Ruchama Weiss writes in Ynet, an Israeli daily, (my translation)

"whoever really wants to end the violence needs to begin with himself. Maybe we will find a solution that is not 'right' or 'left.' I am prepared to let go of all of my assumptions, but I will not let go of the spark of divinity in each human being."

During the 18 days the Israeli Defense Forces were searching for the Israeli teens Eyal, Gil-ad, and Naftali there was such a strong sense of unity among Jews worldwide, but when one of its own children murdered Muhammed Abu, it was impossible not to feel that this political-ideological battle was only hurting what they want most to protect: their children and ethical values.

After the murders, calls for revenge seemed invalid at best and shameful at worst. To many, who have taken to express their humanity in social mediums, the conflict didn't make as much sense as it did just a few weeks ago.

Now, during what is already a historical time of reflection, there is a sense of immediacy with new layers of pain, fresh tears and graves. Our mourning is no longer just ancient.

If the Three Weeks are 'successful' then a Jew can point to having reached deep inside oneself to identify his/her own spiritual losses, and as a collective, identifying the current spiritual malaise. Then the personal and national work can begin.

Because of the intensity and sadness of this period, the Three Weeks always culminate with the reading of Isaiah, "Comfort, comfort my people, says your G-d, speak consolingly to Jerusalem and call out to her." (Isaiah 40: 1,2)

But the comfort can only come if we do the introspection. The yardstick by which we measure the distance to salvation is our personal work and collective desire to confront the darkness within us.

Hatred and revenge is the easy road to reaction and even action, but they are never to be confused as the catalyst for change.

Following the murder of Muhammed Abu, David Horovitz, editor of the Times of Israel, wrote:

"We can try to comfort ourselves by claiming that our thugs and killers are aberrations, reviled by the mainstream, while their thugs and killers are widely exalted heroes.

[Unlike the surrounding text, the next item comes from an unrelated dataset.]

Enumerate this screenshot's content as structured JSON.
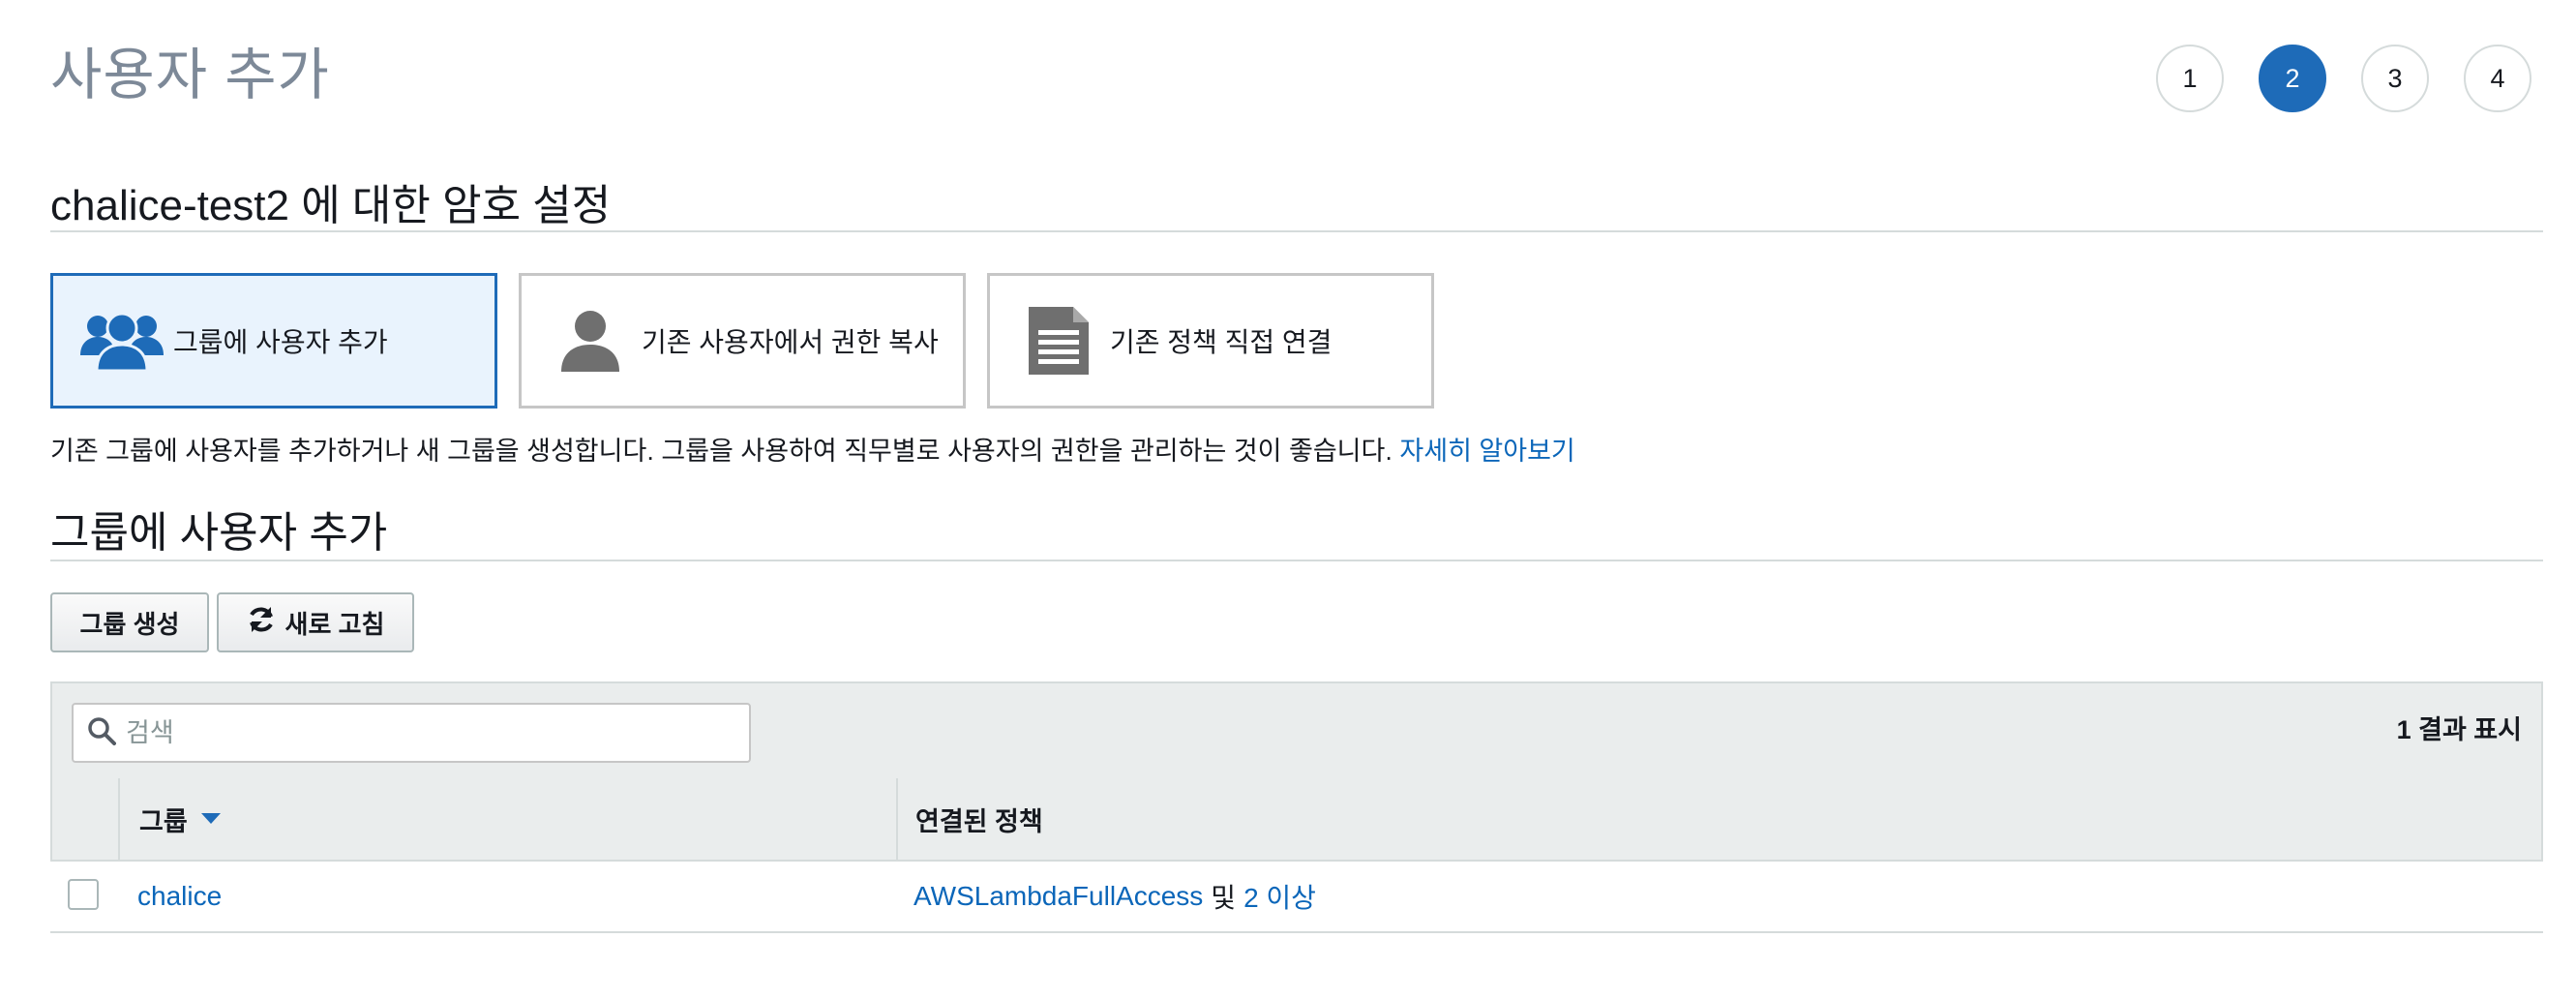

But our aberrations are multiplying. . .We are masters of our own destiny and we must urgently reassert our higher values."

Jerusalem will only be able to console us when we shape her destiny. It will take a lot of hands, and hearts, clean of hatred.

If we violate Jerusalem's children, haven't we violated G-d? Is it not in the cherubic faces of children that we see the divine? And where will the divine spirit rest if we have violated Jerusalem and her children?

One of Judaism's End of Days visions is of bringing the disparate group of Jews to the land of Israel and fusing them into one people. Meaning, there is no magic formula-only the hard work of learning how to get along. This is what paves the way toward the divine -- the prelude to God's presence on earth.

In fact, the Israelite prophet informs the Jews that the future temple that they long for will be a habitat within every person, not so much a physical structure: "And I will place my sanctuary within them, and my presence shall rest over them." (Ezekiel 37:26) And that the end to this perennial mourning is largely dependent on human initiative.

Now that Jews have galvanized a united spirit, and are in the midst of war, let us not lose our moral compass during these Three Weeks. Let us allow ourselves to experience deep sadness -- not callousness or even joy -- when a human life is snuffed out, whomever that life belongs to.

Where hatred reigns, it has the full real-estate of our hearts.

We owe it to our children.

They deserve to have the temple rebuilt within them.

If we can keep ourselves from hatred, maybe our children will mirror the temple within us-the adults who they have entrusted to run their world.

Perhaps then the consoling Jerusalem will be the House of God.